Polyethylene resins are semi-crystalline plastics with high shrinkage. High-density polyethylene (HDPE) typically shrinks around 1.5%–3.0%, while low-density polyethylene (LDPE) typically ranges from 1.5%–3.5%. Final molded size depends on density, grade, part geometry, packing pressure and cooling balance.

What is the shrinkage rate of POM or acetal?

POM, also called acetal, typically shrinks around 1.8%–2.5%. Because POM is often used for gears, sliding parts and low-friction mechanisms, review gear pitch, roundness, packing pressure and CMM inspection requirements. For POM gears, use CMM profile checks, gear gauge inspection or roundness checks after tool trials.

Does glass fiber reduce shrinkage?

Yes. Glass fiber usually reduces total shrinkage, but it can create anisotropic, directional shrinkage because fibers align with melt flow. This can increase twist, flatness variation or connector pin alignment risk. Use Moldflow analysis to review fiber orientation, gate location and warpage before tooling.

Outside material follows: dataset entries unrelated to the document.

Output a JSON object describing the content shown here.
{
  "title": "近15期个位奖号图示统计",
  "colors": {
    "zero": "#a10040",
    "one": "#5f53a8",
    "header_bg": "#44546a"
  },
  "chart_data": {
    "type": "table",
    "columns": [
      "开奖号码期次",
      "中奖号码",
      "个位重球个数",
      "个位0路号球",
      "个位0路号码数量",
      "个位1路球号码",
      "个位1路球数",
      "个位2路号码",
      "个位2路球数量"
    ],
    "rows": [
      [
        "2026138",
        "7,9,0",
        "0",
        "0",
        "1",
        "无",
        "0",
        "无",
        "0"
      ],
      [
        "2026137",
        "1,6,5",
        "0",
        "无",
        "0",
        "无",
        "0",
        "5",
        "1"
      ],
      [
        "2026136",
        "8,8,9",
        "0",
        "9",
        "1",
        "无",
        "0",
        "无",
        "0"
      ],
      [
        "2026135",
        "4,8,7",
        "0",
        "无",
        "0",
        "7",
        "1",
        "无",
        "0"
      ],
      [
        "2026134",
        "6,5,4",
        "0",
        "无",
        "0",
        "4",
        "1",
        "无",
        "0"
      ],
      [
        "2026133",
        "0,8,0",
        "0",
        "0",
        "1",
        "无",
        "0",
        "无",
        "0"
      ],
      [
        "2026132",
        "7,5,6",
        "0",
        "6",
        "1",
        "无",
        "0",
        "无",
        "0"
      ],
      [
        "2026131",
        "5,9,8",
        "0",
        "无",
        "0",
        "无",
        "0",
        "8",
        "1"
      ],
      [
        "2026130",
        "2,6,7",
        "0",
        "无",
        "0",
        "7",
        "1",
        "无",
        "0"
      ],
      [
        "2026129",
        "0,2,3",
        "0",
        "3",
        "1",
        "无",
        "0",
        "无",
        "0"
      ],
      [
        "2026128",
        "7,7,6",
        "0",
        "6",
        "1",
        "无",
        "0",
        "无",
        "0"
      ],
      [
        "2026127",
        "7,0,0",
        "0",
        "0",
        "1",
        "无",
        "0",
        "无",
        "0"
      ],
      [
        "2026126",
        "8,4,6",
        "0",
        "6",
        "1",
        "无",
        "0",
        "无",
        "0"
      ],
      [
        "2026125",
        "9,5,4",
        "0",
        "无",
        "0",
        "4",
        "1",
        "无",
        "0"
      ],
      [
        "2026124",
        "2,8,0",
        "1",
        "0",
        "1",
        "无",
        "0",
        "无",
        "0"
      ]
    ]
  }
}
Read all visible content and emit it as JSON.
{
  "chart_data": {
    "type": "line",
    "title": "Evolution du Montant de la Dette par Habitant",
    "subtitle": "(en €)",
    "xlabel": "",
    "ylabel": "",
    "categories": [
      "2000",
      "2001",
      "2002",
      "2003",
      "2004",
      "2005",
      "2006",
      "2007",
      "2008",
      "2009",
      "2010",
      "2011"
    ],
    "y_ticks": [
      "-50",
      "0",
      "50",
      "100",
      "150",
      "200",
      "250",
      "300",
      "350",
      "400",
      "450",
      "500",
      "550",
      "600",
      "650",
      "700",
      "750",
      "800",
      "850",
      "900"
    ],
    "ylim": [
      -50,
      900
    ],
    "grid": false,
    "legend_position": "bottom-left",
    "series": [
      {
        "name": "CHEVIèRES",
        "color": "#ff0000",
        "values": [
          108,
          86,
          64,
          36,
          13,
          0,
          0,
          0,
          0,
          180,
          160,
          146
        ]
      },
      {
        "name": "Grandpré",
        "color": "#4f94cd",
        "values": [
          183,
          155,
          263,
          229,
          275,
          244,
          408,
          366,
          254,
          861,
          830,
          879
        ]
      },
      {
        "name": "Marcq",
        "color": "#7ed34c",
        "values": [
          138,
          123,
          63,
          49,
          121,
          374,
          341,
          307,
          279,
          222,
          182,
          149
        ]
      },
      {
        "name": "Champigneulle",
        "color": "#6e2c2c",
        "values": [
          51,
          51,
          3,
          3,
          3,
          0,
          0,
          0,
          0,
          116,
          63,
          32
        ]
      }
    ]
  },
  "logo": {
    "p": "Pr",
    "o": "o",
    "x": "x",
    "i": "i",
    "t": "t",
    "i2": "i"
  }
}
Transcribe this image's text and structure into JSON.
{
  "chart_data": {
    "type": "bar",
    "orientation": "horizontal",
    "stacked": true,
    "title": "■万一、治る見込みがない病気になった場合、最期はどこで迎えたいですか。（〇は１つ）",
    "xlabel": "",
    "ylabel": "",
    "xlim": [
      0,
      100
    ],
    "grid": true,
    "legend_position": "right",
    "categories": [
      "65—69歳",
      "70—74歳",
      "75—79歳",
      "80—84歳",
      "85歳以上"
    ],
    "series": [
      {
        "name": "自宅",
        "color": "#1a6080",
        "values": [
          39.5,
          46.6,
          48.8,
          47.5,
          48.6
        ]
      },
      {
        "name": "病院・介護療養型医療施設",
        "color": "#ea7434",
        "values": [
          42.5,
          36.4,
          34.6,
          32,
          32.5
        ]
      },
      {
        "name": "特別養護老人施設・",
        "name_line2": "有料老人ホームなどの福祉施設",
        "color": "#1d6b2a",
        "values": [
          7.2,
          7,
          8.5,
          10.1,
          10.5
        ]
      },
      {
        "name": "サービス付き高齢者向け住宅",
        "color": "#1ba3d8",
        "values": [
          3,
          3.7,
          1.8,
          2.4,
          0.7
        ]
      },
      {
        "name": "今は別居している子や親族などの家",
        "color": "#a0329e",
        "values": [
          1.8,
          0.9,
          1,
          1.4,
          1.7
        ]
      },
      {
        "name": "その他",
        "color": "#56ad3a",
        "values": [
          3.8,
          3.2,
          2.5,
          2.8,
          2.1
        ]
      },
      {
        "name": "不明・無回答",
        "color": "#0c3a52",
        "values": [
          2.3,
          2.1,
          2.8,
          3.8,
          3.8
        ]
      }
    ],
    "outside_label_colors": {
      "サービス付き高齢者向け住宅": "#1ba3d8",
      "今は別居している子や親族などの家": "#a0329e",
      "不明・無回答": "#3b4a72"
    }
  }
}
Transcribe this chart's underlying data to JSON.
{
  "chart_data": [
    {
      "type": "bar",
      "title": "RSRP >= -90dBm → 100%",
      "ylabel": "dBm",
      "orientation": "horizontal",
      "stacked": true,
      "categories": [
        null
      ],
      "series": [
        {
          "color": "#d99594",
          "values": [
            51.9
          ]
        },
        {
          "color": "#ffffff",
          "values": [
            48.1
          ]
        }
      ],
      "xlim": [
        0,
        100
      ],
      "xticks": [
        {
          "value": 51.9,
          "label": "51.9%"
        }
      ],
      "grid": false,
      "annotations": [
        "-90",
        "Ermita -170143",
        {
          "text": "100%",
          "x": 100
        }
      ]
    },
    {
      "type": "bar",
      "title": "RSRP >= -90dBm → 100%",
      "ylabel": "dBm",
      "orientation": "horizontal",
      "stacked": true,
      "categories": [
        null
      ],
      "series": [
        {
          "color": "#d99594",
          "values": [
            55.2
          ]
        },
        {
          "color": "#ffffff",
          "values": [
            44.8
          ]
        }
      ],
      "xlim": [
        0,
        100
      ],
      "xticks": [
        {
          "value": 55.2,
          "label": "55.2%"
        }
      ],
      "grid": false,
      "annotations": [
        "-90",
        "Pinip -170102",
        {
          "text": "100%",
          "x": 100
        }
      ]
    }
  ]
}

Can shrinkage rate be used directly for mold design?

Shrinkage rate values support early mold cavity sizing estimates, but they should not be used alone as one fixed scaling factor across the entire tool. Practical mold steel compensation must evaluate local geometries, wall transitions, gate location, packing and cooling balance. For high-risk or tight-tolerance parts, verify the resin choice with DFM review, Moldflow analysis and T0/T1 tool trial inspection before cutting or approving cavity steel. Final cavity steel dimensions should be confirmed with DFM review, Moldflow analysis, T0/T1 samples, FAI, CMM or fixture inspection when CTQ dimensions are involved.

Technical Disclaimer: Shrinkage ranges in these FAQ answers are typical references only. Final shrinkage should be confirmed with the selected resin supplier datasheet, filler content, part geometry, molding conditions and T0/T1 tool trial results.